If done right, however, reference checking can provide very useful information about whether or not a prospective employee is a good fit for the job in question.

So, how do you do it right? Consider these points:

1. Be specific about the references you require. Many candidates will come to you with a prepared reference sheet. They will list three or four business references and two or three personal references. These are people they have hand-picked for the job, and yes, as noted earlier, they probably picked people they thought would say good things about them.

The first key to good reference checks is to talk to the RIGHT references. Make sure the applicant provides “supervisory” references. Ask them to provide the names and contact information of their last several direct supervisors.

If they can’t give you any supervisory references, that may be a red flag. One exception does exist. If they are applying for work while they still have a job, they may not want you to contact their current supervisor or company, and that is understandable. Still, previous employers should be fair game.

2. Prepare for the reference checking process. What do you really want and need to know to help you determine if the person is a good fit for the job in question? Just as you prepared interview questions that were job related, do the same with reference questions. List the specific job-related attributes that you need, and ask references to rate the person on those attributes. You can even use a 1 to 10 scale to help make it easier for the reference. If they don’t feel qualified to comment on any item, they can pass.

For example, if you’re interviewing for a bookkeeping position, you may determine that you need great attention to detail, precision, willingness to follow policies, integrity, etc. Ask the reference to score the applicant on those attributes.

You can also ask about work ethic, punctuality, attendance and eligibility for rehire. But be careful not to ask for specific information about health conditions or physical challenges that are covered by the ADA.
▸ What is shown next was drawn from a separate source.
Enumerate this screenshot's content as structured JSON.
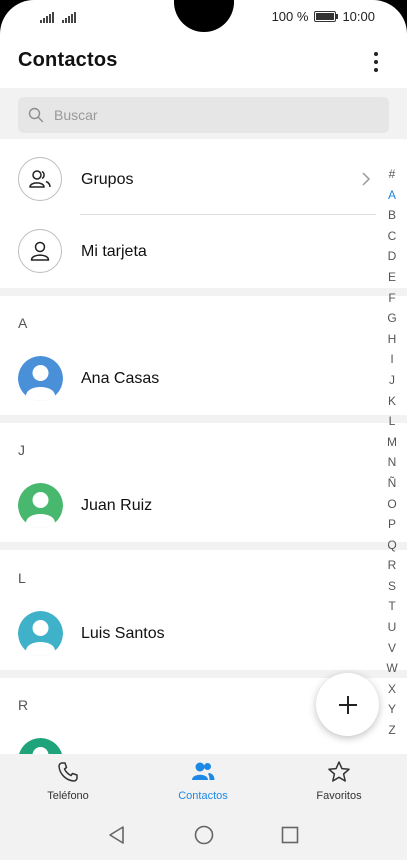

3. Ask a few good open-ended questions in your process. Then be quiet and listen carefully to the responses. Even references who are trying to be positive about a candidate may share something that will help you know whether or not THIS job is the right job for the applicant.

For example, a good question to ask is “If you could have changed anything about this person while he/she worked for you, what would you have changed?” This doesn’t have a particularly negative slant – you’re not asking what’s WRONG with the person.

People will generally start their answer with “Nothing really” But if you’ll be quiet and patient, most will come back to a point or two that the person could work on. For instance, the reference might say, “He was really a hard worker, but he sometimes took on too much and didn’t let us know he needed help until the last minute.”

Again, this may not mean they are a bad candidate in general, but it may tell you if they have a weakness that would be serious in the position being considered. It may also just let you know what type of training you may need to provide if you do decide to hire the applicant.

4. Use the phone. Many people are more willing to say something over the phone than they are to put it in writing. While a written reference form may provide accurate information on dates of service, position held and salary, it isn’t likely to be the best way to capture someone’s concerns about a former employee.

5. Keep references confidential. If you want people to be honest with you, they need to know their comments will not be shared with the applicant. Don’t be surprised if applicants ask if their references said something bad about them, particularly if they aren’t offered the job. Stick to your guns and don’t disclose any information about the specific reasons for a no-hire decision.

Calling references should definitely be part of your hiring process. And if handled correctly, the time spent making those calls will pay off in better decisions.